Les gains de productivité en agriculture ont permis une baisse des coûts de production et des prix des produits agricoles. Pourtant, depuis les années 90, on observe une baisse de la productivité des facteurs variables dans le secteur de l’élevage bovin viande (Veysset et al., 2015), alors que la productivité du travail ne cesse de s’accroître.
Cet article propose d'évaluer les gains de productivité globale des facteurs de production et les effets combinés des variations de prix pour les exploitations bovins allaitant au cours des 36 dernières années (1980-2015).

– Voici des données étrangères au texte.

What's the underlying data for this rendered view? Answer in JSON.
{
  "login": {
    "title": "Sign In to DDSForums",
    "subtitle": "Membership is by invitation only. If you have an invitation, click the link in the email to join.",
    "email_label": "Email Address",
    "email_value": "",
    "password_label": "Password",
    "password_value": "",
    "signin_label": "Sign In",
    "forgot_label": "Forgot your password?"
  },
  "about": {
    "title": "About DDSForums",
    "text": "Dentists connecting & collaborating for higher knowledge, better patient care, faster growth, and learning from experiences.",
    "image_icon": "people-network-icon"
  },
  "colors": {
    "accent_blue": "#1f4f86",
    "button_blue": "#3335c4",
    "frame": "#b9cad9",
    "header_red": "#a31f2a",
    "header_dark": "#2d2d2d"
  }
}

La formation et la répartition des gains de productivité globale seront évaluées par la méthode des comptes de surplus (Boussemart et al., 2012). A partir d’un réseau d’exploitations bovins allaitants Charolais, nous présenterons l’évolution au cours de 36 années (1980-2015) de la productivité partielle des facteurs, du Surplus de Productivité Globale des facteurs de production (SPG) et de sa répartition entre les différents agents, et nous discuterons des évolutions observées sur trois sous-périodes tenant compte des différentes réformes de la PAC : 1980-1992, 1993-2005 et 2006-2015.

 

I. MATERIEL ET METHODES

I.1. Réseau Inra d’exploitations charolaises

Le réseau d’exploitations d’élevage bovin allaitant charolais, suivies sur le long terme (Inra de Clermont-Theix), regroupe 164 exploitations ayant été présentes au moins deux années consécutives entre 1980 et 2015, avec une moyenne de 87 observations par an. Notre échantillon est relativement stable sur le long terme, la durée de présence moyenne des exploitations étant de 19 ans.
Entre 1980 et 2015, à main-d’œuvre quasi constante, ces exploitations se sont agrandies en surface (+64%) et troupeau (+75%), ce qui a permis un doublement de la production de viande. La conduite des Surfaces Fourragères Principales (SFP) est restée peu intensive (chargement 1,17 à 1,20 UGB/ha SFP) et est basée sur l'herbe. Le type de bovin produit a fortement évolué sous la pression de la demande (marché italien) passant de cycle long (bœufs et génisses gras vendus entre 30 et 36 mois) à une production de maigre (broutards vendus entre 10 et 12 mois). Couplées à une très forte augmentation des aides publiques perçues, liées aux réformes successives de la Politique Agricole Commune (PAC), ces évolutions structurelles et productives, ont juste permis de maintenir le revenu des éleveurs (Veysset et al., 2014).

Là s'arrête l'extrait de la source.